IF 2.9 3区 生物学 Q2 BIOCHEMICAL RESEARCH METHODS Pub Date : 2025-02-05 DOI: 10.1186/s12859-025-06063-x
Samuel S Boyd, Chad Slawson, Jeffrey A Thompson

Background: Multi-omic studies provide comprehensive insight into biological systems by evaluating cellular changes between normal and pathological conditions at multiple levels of measurement. Biological networks, which represent interactions or associations between biomolecules, have been highly effective in facilitating omic analysis. However, current network-based methods lack generalizability to accommodate multiple data types across a range of diverse experiments.

Results: We present AMEND 2.0, an updated active module identification method which can analyze multiplex and/or heterogeneous networks integrated with multi-omic data in a highly generalizable framework, in contrast to existing methods, which are mostly appropriate for at most two specific omic types. It is powered by Random Walk with Restart for multiplex-heterogeneous networks, with additional capabilities including degree bias adjustment and biased random walk for multi-objective module identification. AMEND was applied to two real-world multi-omic datasets: renal cell carcinoma data from The cancer genome atlas and an O-GlcNAc Transferase knockout study. Additional analyses investigate the performance of various subroutines of AMEND on tasks of node ranking and degree bias adjustment.
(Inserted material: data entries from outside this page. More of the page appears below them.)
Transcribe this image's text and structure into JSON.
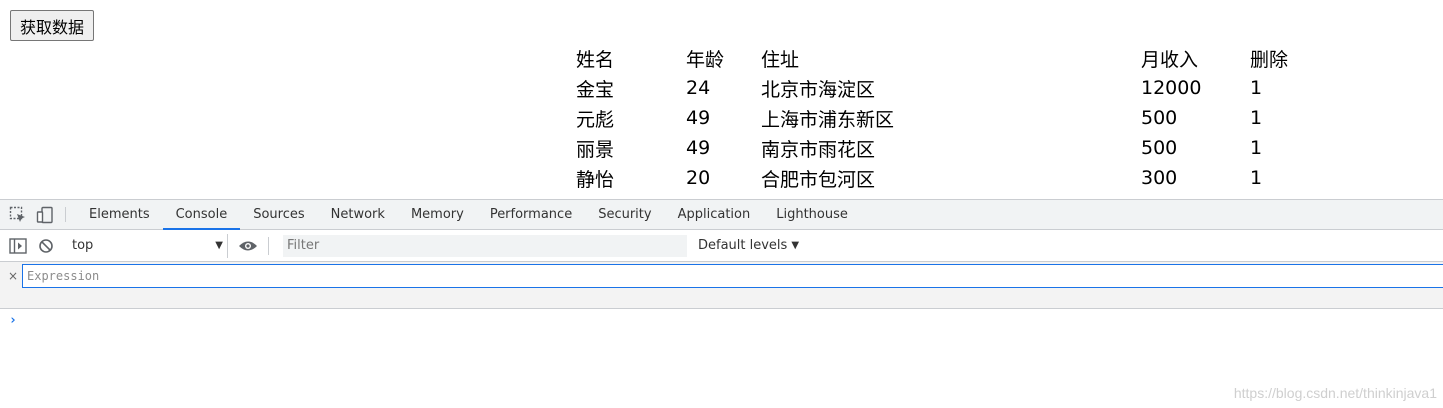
{
  "page": {
    "fetch_button": "获取数据",
    "table": {
      "headers": [
        "姓名",
        "年龄",
        "住址",
        "月收入",
        "删除"
      ],
      "rows": [
        [
          "金宝",
          "24",
          "北京市海淀区",
          "12000",
          "1"
        ],
        [
          "元彪",
          "49",
          "上海市浦东新区",
          "500",
          "1"
        ],
        [
          "丽景",
          "49",
          "南京市雨花区",
          "500",
          "1"
        ],
        [
          "静怡",
          "20",
          "合肥市包河区",
          "300",
          "1"
        ]
      ]
    }
  },
  "devtools": {
    "tabs": [
      "Elements",
      "Console",
      "Sources",
      "Network",
      "Memory",
      "Performance",
      "Security",
      "Application",
      "Lighthouse"
    ],
    "active_tab": "Console",
    "toolbar": {
      "context": "top",
      "filter_placeholder": "Filter",
      "levels": "Default levels"
    },
    "watch": {
      "close": "×",
      "expression_placeholder": "Expression"
    },
    "prompt": "›"
  },
  "watermark": "https://blog.csdn.net/thinkinjava1",
  "colors": {
    "accent": "#1a73e8",
    "devtools_bg": "#f1f3f4",
    "border": "#cacdd1"
  }
}
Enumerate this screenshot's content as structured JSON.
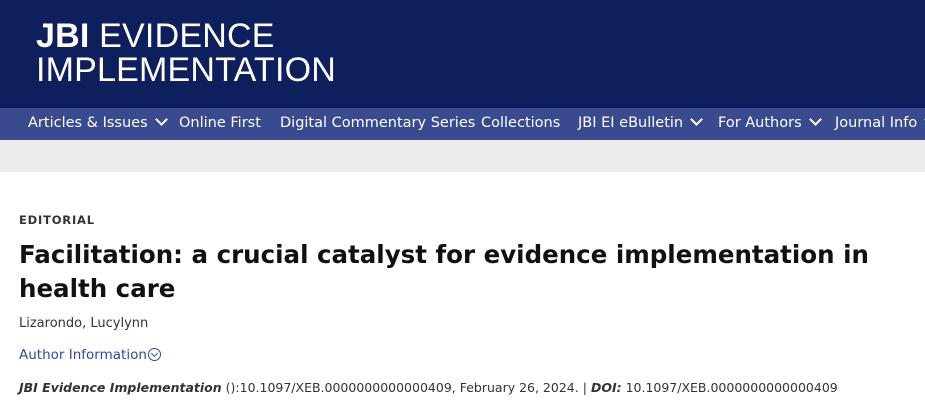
{
  "header": {
    "logo_bold": "JBI",
    "logo_rest": " EVIDENCE",
    "logo_line2": "IMPLEMENTATION"
  },
  "nav": {
    "items": [
      {
        "label": "Articles & Issues",
        "has_dropdown": true
      },
      {
        "label": "Online First",
        "has_dropdown": false
      },
      {
        "label": "Digital Commentary Series",
        "has_dropdown": false
      },
      {
        "label": "Collections",
        "has_dropdown": false
      },
      {
        "label": "JBI EI eBulletin",
        "has_dropdown": true
      },
      {
        "label": "For Authors",
        "has_dropdown": true
      },
      {
        "label": "Journal Info",
        "has_dropdown": true
      }
    ]
  },
  "article": {
    "type": "EDITORIAL",
    "title": "Facilitation: a crucial catalyst for evidence implementation in health care",
    "authors": "Lizarondo, Lucylynn",
    "author_info_label": "Author Information",
    "citation": {
      "journal": "JBI Evidence Implementation",
      "details": " ():10.1097/XEB.0000000000000409, February 26, 2024.",
      "separator": "|",
      "doi_label": "DOI:",
      "doi_value": " 10.1097/XEB.0000000000000409"
    }
  },
  "colors": {
    "header_bg": "#0d1f5c",
    "nav_bg": "#3a4a8e",
    "link": "#2b4b9b"
  }
}
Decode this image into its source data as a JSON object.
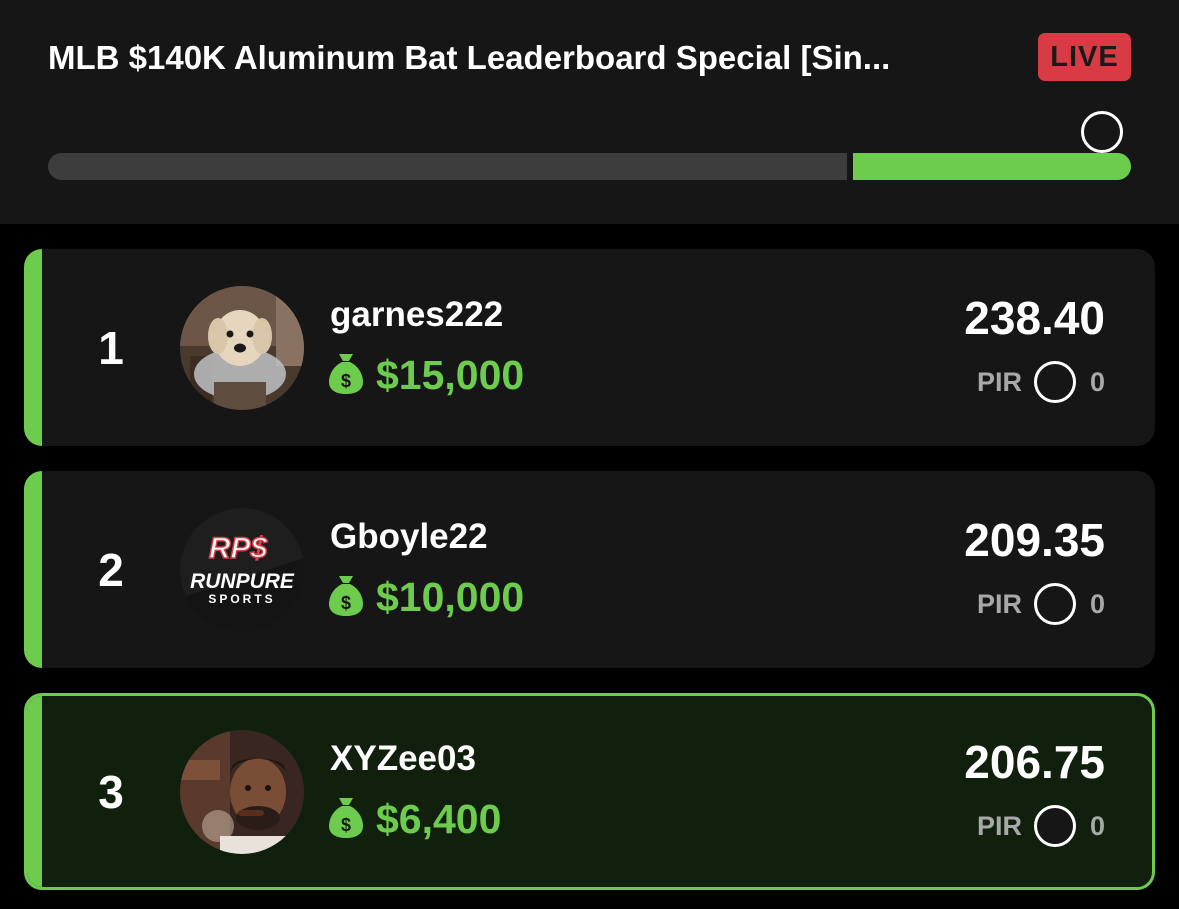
{
  "header": {
    "title": "MLB $140K Aluminum Bat Leaderboard Special [Sin...",
    "live_label": "LIVE",
    "progress": 0.74
  },
  "colors": {
    "accent": "#6dcc4e",
    "live": "#d93b45",
    "card": "#161616",
    "highlight_card": "#10200d"
  },
  "leaderboard": [
    {
      "rank": "1",
      "username": "garnes222",
      "prize": "$15,000",
      "score": "238.40",
      "pir_label": "PIR",
      "pir_value": "0",
      "avatar_icon": "dog-photo-icon"
    },
    {
      "rank": "2",
      "username": "Gboyle22",
      "prize": "$10,000",
      "score": "209.35",
      "pir_label": "PIR",
      "pir_value": "0",
      "avatar_icon": "runpure-sports-logo-icon"
    },
    {
      "rank": "3",
      "username": "XYZee03",
      "prize": "$6,400",
      "score": "206.75",
      "pir_label": "PIR",
      "pir_value": "0",
      "avatar_icon": "person-photo-icon"
    }
  ],
  "logos": {
    "rps_logo_top": "RP$",
    "rps_logo_mid": "RUNPURE",
    "rps_logo_bottom": "SPORTS"
  }
}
Conclusions: While the analysis of multi-omic datasets in a network context is poised to provide deeper understanding of health and disease, new methods are required to fully take advantage of this increasingly complex data. The current study combines several network analysis techniques into a single versatile method for analyzing biological networks with multi-omic data that can be applied in many diverse scenarios. Software is freely available in the R programming language at https://github.com/samboyd0/AMEND .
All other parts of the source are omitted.